Katie Ghose, chief executive of Women’s Aid, said: “We know that perpetrators of domestic abuse are using the family courts to continue to control and abuse victims, and that the sexist attitudes entrenched within the family courts are enabling that abuse."
“It is a matter of urgency that the government bans the unacceptable practice of the cross-examination of victims by abusers," Ghose said. "Survivors have been waiting over a year since the government committed to bring this legislation forward.
"We also want to see compulsory and ongoing training for all professionals – from judges and solicitors through to court support staff and Cafcass officers – on domestic abuse co-delivered by specialists like Women’s Aid. This must cover coercive control, post-separation abuse and how children experience domestic abuse so that all professionals can identify and understand domestic abuse to effectively safeguard children and non-abusive parents throughout the court process."
Shazia Choudhry, professor of law at Queen Mary University of London, said: “This research indicates that the human rights of these survivors to their family life and to be free from discrimination are not being given sufficient effect in the domestic family courts.
"Moreover, there is evidence of the family courts failing in their responsibility to prevent and investigate acts of violence towards these survivors and facilitating or failing to challenge a climate of gender discrimination within the courtroom. The findings of this research are deeply concerning and requires urgent attention from both the judiciary and the legal profession.”
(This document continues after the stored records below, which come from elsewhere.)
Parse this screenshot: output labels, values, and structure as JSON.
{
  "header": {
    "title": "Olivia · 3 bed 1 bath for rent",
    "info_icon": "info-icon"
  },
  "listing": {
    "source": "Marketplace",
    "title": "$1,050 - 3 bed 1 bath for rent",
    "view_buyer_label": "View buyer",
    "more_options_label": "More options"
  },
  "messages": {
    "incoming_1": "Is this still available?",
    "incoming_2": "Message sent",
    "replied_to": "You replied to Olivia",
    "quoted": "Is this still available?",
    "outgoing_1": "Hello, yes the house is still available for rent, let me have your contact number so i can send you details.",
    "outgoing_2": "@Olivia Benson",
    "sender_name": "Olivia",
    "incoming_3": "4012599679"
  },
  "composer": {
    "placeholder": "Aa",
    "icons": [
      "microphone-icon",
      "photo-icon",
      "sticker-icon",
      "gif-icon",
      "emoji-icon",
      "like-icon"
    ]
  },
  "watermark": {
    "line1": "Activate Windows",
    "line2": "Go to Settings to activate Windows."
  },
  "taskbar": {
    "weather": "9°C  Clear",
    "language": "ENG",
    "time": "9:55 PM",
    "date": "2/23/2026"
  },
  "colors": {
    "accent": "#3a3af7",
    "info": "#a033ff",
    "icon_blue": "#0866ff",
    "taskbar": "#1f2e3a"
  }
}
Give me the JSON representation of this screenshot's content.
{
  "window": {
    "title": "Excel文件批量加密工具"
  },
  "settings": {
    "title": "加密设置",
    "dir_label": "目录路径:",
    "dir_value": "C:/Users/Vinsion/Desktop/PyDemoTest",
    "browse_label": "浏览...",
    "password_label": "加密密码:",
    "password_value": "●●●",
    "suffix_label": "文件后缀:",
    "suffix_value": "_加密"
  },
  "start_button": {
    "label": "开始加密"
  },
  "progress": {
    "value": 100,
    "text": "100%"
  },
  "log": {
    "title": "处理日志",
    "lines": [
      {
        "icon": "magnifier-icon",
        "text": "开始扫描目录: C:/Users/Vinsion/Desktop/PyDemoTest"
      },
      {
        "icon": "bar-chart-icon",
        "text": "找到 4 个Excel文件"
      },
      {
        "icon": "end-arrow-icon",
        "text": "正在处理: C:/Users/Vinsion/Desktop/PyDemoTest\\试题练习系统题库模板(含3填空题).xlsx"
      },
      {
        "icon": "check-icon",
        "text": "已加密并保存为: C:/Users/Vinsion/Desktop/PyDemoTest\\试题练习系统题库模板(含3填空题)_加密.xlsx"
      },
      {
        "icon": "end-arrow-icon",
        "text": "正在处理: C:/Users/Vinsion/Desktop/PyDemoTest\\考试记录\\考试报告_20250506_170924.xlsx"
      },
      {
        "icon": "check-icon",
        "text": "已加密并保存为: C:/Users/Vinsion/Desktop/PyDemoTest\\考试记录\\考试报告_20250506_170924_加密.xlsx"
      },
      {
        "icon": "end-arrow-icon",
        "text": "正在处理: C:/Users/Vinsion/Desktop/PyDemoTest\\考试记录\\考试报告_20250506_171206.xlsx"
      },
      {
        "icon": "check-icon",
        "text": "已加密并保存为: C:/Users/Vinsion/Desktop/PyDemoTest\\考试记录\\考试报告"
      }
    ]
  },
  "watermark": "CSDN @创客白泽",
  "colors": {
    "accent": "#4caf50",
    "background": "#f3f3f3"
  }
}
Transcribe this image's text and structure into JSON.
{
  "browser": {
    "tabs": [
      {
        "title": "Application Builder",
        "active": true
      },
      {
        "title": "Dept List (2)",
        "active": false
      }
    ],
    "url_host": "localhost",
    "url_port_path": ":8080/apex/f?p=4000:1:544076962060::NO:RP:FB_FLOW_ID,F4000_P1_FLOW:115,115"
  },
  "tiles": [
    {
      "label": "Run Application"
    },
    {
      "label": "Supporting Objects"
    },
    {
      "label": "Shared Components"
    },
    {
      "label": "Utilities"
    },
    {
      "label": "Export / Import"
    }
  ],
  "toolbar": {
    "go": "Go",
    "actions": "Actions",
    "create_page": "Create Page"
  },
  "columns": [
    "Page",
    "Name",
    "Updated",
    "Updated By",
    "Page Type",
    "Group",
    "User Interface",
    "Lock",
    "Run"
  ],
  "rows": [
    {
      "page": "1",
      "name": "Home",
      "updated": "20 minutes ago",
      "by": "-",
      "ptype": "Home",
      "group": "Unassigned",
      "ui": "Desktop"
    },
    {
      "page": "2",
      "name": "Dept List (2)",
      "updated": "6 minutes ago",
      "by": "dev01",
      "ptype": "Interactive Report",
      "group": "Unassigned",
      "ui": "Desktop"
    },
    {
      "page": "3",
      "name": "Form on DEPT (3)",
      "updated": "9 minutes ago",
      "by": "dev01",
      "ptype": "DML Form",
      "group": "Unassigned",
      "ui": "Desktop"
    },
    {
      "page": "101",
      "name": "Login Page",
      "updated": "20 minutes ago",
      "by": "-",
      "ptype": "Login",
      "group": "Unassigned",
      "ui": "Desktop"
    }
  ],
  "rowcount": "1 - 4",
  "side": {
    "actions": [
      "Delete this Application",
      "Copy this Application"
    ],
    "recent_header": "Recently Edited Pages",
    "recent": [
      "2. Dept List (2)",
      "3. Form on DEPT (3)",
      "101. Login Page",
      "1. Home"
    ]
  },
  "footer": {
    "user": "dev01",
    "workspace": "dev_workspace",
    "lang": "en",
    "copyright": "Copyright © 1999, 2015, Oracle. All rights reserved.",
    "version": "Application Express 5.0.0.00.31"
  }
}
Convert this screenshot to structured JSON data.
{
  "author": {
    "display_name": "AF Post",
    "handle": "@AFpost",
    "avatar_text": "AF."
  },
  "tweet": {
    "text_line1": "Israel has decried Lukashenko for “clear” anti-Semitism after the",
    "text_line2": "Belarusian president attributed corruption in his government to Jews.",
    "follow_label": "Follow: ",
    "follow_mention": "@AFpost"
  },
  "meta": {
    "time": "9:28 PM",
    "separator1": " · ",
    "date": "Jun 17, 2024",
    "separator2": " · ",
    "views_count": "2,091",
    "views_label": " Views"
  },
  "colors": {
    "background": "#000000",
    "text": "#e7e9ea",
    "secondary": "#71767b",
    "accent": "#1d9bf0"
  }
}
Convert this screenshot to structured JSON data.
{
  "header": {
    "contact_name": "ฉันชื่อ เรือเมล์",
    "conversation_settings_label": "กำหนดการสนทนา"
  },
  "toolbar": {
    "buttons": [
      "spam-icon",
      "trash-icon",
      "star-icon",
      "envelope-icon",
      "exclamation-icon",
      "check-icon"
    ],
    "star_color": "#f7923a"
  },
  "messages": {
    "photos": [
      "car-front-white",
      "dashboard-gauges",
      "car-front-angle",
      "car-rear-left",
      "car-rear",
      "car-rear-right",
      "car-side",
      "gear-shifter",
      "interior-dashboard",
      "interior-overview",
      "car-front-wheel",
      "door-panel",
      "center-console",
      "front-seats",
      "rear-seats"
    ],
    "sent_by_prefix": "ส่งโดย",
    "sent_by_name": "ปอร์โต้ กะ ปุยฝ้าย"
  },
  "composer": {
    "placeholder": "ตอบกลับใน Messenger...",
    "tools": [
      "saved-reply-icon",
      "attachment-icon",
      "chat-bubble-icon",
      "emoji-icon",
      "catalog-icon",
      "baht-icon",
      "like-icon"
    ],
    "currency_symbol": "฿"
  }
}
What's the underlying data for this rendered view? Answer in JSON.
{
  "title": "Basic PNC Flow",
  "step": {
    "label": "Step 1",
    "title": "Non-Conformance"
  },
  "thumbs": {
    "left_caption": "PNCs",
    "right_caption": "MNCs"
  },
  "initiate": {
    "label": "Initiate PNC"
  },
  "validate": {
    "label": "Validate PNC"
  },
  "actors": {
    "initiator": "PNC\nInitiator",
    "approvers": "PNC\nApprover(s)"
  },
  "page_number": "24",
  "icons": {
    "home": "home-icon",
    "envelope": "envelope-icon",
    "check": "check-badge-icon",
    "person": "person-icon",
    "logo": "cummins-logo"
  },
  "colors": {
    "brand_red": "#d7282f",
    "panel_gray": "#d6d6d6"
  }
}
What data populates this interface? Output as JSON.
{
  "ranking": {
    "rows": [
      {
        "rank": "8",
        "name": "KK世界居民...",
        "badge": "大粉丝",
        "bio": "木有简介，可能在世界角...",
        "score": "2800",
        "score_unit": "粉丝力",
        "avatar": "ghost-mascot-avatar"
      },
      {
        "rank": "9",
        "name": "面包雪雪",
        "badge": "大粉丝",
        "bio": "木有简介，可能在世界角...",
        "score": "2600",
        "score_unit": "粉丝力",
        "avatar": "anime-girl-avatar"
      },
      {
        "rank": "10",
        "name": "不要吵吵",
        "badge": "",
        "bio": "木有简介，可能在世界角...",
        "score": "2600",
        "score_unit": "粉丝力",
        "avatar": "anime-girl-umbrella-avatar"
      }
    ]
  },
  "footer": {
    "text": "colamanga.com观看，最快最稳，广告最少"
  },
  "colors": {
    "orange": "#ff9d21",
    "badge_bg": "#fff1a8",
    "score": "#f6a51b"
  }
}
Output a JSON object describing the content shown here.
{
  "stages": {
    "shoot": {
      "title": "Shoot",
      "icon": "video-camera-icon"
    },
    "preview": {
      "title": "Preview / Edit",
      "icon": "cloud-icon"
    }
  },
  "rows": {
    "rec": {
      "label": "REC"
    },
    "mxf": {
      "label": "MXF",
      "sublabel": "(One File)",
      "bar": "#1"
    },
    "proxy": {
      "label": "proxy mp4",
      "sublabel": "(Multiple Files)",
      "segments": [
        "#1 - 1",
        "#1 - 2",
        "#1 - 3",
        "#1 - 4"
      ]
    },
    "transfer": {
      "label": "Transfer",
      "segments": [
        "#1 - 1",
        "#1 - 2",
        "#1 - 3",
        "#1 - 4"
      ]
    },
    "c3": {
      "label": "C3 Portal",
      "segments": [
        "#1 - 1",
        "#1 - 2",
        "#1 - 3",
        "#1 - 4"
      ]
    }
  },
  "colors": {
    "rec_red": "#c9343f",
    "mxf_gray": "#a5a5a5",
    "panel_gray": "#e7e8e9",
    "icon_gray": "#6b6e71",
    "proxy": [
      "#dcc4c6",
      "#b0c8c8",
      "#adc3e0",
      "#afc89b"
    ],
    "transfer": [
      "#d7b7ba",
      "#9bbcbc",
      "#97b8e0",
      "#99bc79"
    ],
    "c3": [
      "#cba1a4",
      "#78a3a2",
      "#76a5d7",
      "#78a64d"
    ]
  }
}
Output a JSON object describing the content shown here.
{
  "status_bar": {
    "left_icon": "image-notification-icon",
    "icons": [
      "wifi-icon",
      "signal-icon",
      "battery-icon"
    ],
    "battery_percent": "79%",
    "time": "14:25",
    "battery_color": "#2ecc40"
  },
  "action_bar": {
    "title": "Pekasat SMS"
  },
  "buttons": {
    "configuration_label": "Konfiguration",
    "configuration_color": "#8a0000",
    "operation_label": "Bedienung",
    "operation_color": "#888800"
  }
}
A Ministry of Justice spokesperson said in a statement: "Domestic abuse destroys lives and children’s futures, which is why the Government has set out measures to better protect victims and bring more offenders to justice.
“We will legislate to ban the unacceptable practice of abusers cross-examining their victims in the Family Court as soon as possible.
“The law is clear that the child’s welfare is paramount, and it is for judges to determine what is best for the child after careful consideration of the facts in each case.”